There has already been at least one documented case of malware targeting custom Android ROMs, a trojan affected devices in the Chinese market.  With the popularity of the Galaxy Nexus, and the continued interest in Android customization community, this could become an attack vector that is more and more appealing to malware authors.  And the fact that majority of customized Android software is distributed without the usage of the Android Market, users do not have the additional means of protection that the Market provides, namely the “kill-switch” for apps that Google has flagged as malicious that were installed via the Android Market.

So how can end users protect themselves, while still participating in the Android customization community?  The most important thing that any technology user can do is to educate themselves about the software they install.  Security researcher Dan Rosenberg wrote an excellent blog post summarizing exactly how “rooting” works, which is a concept that many users want, but fewer truly understand.  Too often, users are tempted to just install the attachment that someone on a forum or blog says “works”, without question.  Also, users should avoid downloading and installing software from sources that are anonymous or unaccountable.  Instead, download from the primary source of the software developer, and validate the MD5 checksum of the file before installing it.  And often, many of the files shared on forums or anonymous upload sites are those provided directly Google or the phone manufacturers themselves.  Instead of downloading from the anonymous links, download these files from Google directly.

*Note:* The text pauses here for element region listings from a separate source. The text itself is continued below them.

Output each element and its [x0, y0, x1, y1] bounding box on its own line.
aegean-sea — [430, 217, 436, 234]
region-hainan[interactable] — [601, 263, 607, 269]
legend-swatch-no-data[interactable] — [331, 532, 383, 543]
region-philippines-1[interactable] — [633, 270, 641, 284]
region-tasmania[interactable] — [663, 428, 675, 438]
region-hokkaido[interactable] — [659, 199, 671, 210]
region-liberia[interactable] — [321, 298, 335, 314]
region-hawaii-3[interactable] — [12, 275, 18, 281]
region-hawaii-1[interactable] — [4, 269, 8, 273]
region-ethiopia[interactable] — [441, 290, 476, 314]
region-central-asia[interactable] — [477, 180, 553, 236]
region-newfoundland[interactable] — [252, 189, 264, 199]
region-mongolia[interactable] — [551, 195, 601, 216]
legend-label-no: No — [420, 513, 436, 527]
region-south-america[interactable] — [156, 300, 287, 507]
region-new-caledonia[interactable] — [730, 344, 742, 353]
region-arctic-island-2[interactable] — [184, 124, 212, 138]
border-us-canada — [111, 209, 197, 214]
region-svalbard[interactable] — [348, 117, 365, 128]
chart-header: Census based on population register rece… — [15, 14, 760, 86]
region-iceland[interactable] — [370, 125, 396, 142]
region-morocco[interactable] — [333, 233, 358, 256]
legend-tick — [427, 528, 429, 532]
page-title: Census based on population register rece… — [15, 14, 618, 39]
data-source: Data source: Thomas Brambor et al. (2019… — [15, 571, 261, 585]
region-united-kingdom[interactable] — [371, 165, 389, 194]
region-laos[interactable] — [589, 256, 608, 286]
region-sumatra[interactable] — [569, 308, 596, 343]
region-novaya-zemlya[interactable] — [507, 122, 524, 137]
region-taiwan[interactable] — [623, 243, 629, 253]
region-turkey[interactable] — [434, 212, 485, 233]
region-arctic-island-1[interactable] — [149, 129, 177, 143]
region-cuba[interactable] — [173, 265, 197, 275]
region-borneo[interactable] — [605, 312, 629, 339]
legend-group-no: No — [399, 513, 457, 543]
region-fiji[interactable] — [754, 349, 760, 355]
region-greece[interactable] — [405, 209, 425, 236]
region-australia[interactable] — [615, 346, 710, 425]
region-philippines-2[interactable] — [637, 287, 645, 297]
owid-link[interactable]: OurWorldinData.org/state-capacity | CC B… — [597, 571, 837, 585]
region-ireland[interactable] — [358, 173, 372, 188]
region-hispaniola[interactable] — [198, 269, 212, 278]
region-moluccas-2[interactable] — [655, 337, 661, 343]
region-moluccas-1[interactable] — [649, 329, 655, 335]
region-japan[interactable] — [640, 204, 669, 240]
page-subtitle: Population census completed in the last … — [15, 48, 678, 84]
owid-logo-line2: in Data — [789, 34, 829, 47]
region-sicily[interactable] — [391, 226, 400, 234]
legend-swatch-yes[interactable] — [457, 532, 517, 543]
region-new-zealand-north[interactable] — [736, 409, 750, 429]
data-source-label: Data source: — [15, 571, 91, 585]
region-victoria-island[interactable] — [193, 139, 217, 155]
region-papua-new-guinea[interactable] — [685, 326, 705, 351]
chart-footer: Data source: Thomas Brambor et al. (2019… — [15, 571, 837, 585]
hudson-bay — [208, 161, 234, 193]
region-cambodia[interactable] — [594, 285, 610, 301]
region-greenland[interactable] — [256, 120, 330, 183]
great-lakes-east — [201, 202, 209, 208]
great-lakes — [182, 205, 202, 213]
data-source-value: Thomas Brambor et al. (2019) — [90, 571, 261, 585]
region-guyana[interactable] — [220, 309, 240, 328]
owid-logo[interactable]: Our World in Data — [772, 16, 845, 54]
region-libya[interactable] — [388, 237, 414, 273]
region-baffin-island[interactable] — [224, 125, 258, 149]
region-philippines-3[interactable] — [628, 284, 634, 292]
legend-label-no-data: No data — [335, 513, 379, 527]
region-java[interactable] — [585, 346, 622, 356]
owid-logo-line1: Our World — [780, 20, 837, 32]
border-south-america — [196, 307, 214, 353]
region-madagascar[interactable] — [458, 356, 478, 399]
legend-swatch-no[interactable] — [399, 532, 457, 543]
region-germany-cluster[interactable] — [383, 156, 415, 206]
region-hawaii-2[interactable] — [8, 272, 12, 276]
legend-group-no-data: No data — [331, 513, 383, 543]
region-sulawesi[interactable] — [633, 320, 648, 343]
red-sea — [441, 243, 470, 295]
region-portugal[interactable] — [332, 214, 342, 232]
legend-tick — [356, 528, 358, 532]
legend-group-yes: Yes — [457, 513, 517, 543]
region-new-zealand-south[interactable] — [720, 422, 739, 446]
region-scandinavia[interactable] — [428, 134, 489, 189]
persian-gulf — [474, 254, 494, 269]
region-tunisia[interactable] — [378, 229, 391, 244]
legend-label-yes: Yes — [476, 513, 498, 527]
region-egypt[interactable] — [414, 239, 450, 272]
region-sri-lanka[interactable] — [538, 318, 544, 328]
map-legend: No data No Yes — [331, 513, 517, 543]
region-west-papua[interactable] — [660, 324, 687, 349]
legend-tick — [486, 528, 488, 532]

The Android community is already beginning to tackle these problems.  The popular ROM manager ClockworkMod is attempting to become an authoritative source for aftermarket software.  They coordinate with the developers of custom software and allow users to install files directly from the developers’ Git repositories.  However, this is still reliant upon the goodwill and trustworthiness of the developers.  ClockworkMod does not perform any code review of the ROMs that they aggregate, and while they may be able to de-list one that has a security vulnerability, there is still not a way to automatically remove the software from installed devices.

Looking Forward

In the future, I hope that the popular Android blogs such as Droid-Life, and forums such as XDA-developers will begin linking to central, trusted software repositories, rather than the anonymous file sharing sites or forum post attachments that are currently commonly used.  In the long-term, I would not be surprised to see an even more formalized system be implemented by the Android community, similar to the Debian APT repositories, but there is still some time to go.  Until then, Android users interested in customizing their devices should try and stay educated about their technology, and be very skeptical of any software that they install.  While the mobile carriers have recently had some credibility issues with the CarrierIQ fiasco, they are for the most part held far more accountable than any custom ROM developer will ever be.  Given the sensitivity of the data stored on mobile devices, a user should think very closely about what they are willing to install onto it.  As for me, I have already unlocked the bootloader to my Nexus Galaxy, but will probably refrain from installing any custom third-party ROMs until I repurpose it as a research device, at least another year or two down the road.  But the draw of the enhanced features and controls that the custom ROMs provide will likely lead many users down that path.  The integrity of your data ultimately resides with you, so I hope that everyone carefully weighs their decision to install new firmware onto their most sensitive and personal piece of technology.  Be careful out there!